Roma, 21 febbraio (Adnkronos/Cinematografo.it) - E' una buona storia, non buonista, quella di Quasi amici ('Intouchables' e' il titolo originale), il film che ha conquistato la Francia con i suoi 20 milioni di spettatori (circa 170 milioni di euro d'incasso) ed e' andato ottimamente in Germania, dove finora l'hanno visto 5 milioni di persone (l'equivalente di 30 milioni di euro al botteghino). In Italia uscira' il 24 febbraio con Medusa, in 300 copie.
E' la storia di un'amicizia un po' particolare, quella tra un giovane senegalese immigrato, Driss (Omar Sy), e un ricco aristocratico, Philippe (François Cluzet).
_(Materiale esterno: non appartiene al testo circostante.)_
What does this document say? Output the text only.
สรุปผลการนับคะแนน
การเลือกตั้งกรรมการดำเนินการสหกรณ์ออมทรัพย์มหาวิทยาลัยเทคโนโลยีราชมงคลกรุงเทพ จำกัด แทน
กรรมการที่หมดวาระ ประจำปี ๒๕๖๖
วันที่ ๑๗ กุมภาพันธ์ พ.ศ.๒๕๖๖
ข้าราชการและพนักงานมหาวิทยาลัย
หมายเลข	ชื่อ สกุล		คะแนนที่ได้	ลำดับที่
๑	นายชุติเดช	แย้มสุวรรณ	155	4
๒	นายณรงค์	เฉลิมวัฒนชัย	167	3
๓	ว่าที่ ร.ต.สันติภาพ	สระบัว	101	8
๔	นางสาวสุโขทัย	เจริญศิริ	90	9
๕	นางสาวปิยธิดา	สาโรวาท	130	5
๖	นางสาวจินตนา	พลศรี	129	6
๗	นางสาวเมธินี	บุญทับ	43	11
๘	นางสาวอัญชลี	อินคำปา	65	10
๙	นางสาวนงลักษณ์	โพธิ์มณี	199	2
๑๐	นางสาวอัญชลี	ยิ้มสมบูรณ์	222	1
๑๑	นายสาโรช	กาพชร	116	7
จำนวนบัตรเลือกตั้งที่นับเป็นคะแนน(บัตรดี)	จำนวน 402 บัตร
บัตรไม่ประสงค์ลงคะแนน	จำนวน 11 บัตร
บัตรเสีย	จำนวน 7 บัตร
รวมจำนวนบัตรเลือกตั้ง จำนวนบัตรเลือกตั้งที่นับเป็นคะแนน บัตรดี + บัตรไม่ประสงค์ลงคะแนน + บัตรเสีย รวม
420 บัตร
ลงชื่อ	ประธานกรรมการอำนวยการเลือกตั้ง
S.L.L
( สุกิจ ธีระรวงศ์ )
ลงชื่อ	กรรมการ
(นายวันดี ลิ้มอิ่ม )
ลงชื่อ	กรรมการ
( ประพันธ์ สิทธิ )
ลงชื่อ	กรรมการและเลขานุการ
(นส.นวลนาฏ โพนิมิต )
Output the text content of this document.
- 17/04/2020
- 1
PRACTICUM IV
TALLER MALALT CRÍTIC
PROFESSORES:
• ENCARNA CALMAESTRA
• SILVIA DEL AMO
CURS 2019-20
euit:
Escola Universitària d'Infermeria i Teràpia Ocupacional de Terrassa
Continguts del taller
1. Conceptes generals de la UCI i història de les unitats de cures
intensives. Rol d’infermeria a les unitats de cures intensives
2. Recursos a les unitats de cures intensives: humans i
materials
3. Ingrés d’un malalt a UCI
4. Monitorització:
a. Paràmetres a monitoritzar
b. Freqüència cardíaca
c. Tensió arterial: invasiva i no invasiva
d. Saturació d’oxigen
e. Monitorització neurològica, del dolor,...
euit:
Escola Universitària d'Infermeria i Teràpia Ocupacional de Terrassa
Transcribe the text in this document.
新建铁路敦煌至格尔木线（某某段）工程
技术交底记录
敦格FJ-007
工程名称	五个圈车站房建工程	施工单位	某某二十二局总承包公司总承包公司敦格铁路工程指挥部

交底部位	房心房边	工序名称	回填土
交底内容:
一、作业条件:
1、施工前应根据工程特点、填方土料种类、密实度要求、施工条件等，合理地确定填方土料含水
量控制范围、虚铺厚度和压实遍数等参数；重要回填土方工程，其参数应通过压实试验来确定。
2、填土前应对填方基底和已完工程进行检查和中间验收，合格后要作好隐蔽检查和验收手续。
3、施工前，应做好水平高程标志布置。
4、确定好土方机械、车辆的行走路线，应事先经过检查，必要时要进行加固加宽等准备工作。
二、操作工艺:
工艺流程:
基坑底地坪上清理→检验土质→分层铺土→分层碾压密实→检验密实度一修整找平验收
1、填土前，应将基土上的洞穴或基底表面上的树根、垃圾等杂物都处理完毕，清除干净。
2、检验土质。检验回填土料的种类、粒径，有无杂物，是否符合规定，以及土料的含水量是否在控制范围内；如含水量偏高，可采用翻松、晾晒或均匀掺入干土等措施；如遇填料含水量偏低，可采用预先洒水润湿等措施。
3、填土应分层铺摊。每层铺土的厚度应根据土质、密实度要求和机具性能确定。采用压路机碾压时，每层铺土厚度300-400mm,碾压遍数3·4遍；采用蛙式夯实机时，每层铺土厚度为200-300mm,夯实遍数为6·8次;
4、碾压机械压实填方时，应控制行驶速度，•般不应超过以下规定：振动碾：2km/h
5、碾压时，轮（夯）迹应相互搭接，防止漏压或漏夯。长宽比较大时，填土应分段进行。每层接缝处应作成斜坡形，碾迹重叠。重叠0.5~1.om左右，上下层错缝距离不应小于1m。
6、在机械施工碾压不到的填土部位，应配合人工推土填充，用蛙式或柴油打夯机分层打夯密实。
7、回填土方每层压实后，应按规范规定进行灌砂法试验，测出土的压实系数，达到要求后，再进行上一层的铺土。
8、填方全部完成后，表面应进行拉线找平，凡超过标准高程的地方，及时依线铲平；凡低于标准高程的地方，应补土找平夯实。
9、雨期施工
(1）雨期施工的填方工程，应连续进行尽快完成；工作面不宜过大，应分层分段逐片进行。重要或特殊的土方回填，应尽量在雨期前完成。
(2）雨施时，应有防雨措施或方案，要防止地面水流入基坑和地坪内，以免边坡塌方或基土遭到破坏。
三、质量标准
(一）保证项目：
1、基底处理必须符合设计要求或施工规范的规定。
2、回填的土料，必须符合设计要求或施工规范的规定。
Improbabile accoppiata, specie se pensiamo che il primo e' un disadattato, il secondo un disabile.
L'incontro tra due mondi paralleli, che si riscoprono pero' piu' simili di quanto non sembri: Driss, da disoccupato cronico, diventera' il badante del paraplegico piu' indolente del mondo, Philippe, con effetti taumaturgici reciproci e non prevedibili: se il giovane senegalese ha un bisogno inconsapevole di essere 'raddrizzato', ovvero di assumersi le sue responsabilita', cioe' di crescere, Philippe, piu' vecchio, piu' colto e piu' saggio, ha invece una necessita' inversa, quella di rivitalizzarsi in un rapporto schietto e sincero, senza pietismi e ipocrisie politicamente corrette.